将指针传递给go中的切片时发生意外行为

There's no need for a pointer to the slice since slices are pointers themselves. "a slice is a reference to a contiguous segment of an array.", reference.

The strange behavior you're seeing is because you're using append, when a slice grows beyond its capacity it's required to create a new slice with increased capacity and copy all the contents of the original one (this is what append does behind the scenes), hence new slice is no longer pointing to the original underlying array.

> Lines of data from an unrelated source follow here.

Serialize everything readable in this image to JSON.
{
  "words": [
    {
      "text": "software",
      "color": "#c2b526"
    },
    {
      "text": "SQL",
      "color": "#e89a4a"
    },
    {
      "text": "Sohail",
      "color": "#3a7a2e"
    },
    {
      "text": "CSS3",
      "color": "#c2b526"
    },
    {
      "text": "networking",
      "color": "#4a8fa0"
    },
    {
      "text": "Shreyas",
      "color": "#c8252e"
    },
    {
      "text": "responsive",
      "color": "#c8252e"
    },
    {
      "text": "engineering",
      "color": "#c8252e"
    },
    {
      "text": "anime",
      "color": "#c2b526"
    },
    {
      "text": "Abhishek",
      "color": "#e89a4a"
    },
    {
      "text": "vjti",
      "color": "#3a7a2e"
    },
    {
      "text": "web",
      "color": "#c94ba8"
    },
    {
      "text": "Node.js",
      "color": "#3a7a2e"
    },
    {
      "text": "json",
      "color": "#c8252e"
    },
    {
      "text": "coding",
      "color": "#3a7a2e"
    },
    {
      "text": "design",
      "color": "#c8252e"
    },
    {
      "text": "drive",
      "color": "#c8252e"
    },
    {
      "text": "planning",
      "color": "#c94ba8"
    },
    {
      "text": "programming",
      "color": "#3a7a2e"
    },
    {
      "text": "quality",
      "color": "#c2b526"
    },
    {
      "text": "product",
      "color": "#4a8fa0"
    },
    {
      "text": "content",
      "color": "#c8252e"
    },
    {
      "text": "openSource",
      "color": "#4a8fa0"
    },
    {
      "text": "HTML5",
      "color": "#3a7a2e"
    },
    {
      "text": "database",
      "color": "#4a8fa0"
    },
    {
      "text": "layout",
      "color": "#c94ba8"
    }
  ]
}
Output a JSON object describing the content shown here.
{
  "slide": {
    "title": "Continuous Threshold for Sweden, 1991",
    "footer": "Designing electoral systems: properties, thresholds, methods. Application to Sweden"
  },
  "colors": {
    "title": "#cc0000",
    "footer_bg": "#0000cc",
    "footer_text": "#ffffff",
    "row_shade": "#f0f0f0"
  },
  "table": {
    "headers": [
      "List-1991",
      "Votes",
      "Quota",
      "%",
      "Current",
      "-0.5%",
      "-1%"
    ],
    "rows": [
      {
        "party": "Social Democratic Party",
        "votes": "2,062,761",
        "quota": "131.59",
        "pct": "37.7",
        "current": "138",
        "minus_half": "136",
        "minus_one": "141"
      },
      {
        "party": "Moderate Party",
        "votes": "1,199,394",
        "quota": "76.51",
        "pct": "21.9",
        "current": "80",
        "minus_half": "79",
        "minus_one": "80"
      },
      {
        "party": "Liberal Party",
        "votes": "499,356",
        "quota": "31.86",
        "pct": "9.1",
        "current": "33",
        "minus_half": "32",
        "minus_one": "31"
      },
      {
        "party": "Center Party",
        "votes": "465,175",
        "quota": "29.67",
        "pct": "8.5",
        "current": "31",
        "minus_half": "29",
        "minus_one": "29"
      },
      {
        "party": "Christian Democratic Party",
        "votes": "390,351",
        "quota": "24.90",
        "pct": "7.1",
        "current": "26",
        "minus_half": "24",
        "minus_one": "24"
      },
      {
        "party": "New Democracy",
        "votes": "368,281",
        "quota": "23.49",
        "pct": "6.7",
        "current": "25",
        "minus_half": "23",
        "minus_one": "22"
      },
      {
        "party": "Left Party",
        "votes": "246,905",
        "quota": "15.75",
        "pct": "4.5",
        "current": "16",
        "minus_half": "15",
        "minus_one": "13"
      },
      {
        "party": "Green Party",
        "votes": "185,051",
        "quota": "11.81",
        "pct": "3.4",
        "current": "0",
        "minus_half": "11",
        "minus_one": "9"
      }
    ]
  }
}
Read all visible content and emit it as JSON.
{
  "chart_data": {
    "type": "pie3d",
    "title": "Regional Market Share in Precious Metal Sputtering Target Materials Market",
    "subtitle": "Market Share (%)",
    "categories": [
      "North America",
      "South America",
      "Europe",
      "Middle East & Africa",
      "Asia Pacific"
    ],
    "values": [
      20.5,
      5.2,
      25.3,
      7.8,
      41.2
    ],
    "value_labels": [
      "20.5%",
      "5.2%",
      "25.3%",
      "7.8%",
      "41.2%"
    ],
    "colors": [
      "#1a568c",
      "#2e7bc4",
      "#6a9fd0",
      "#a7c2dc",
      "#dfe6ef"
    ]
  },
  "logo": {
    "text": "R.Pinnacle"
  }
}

Instead of modifying the incoming parameter, I suggest returning the slice as a return value for the function.

func permute(nums []int) [][]int {
   res := permuteHlp(nums, 0, new([]int))
   return res
}

I recommend you read the blog post in golang.org about slices internals, here

Edit:

I add a refactor, taking the algorithm from this answer.

package main

import (
    "fmt"  
)

func permutations(arr []int)[][]int{
    var helper func([]int, int)
    res := [][]int{}

    helper = func(arr []int, n int){
        if n == 1{
            tmp := make([]int, len(arr))
            copy(tmp, arr)
            res = append(res, tmp)
        } else {
            for i := 0; i < n; i++{
                helper(arr, n - 1)
                if n % 2 == 1{
                    tmp := arr[i]
                    arr[i] = arr[n - 1]
                    arr[n - 1] = tmp
                } else {
                    tmp := arr[0]
                    arr[0] = arr[n - 1]
                    arr[n - 1] = tmp
                }
            }
        }
    }
    helper(arr, len(arr))
    return res
}

func main() {
    x := []int{1,2,3,4}
    d := permutations(x)
    fmt.Print(d)
}

Generally you won't want to have a pointer to a slice, instead, return a new one from the function, another thing to comment on, try not to use recursion if possible as golang doesn't have tail call optimization, and its loops perform amazingly. Hope it helps!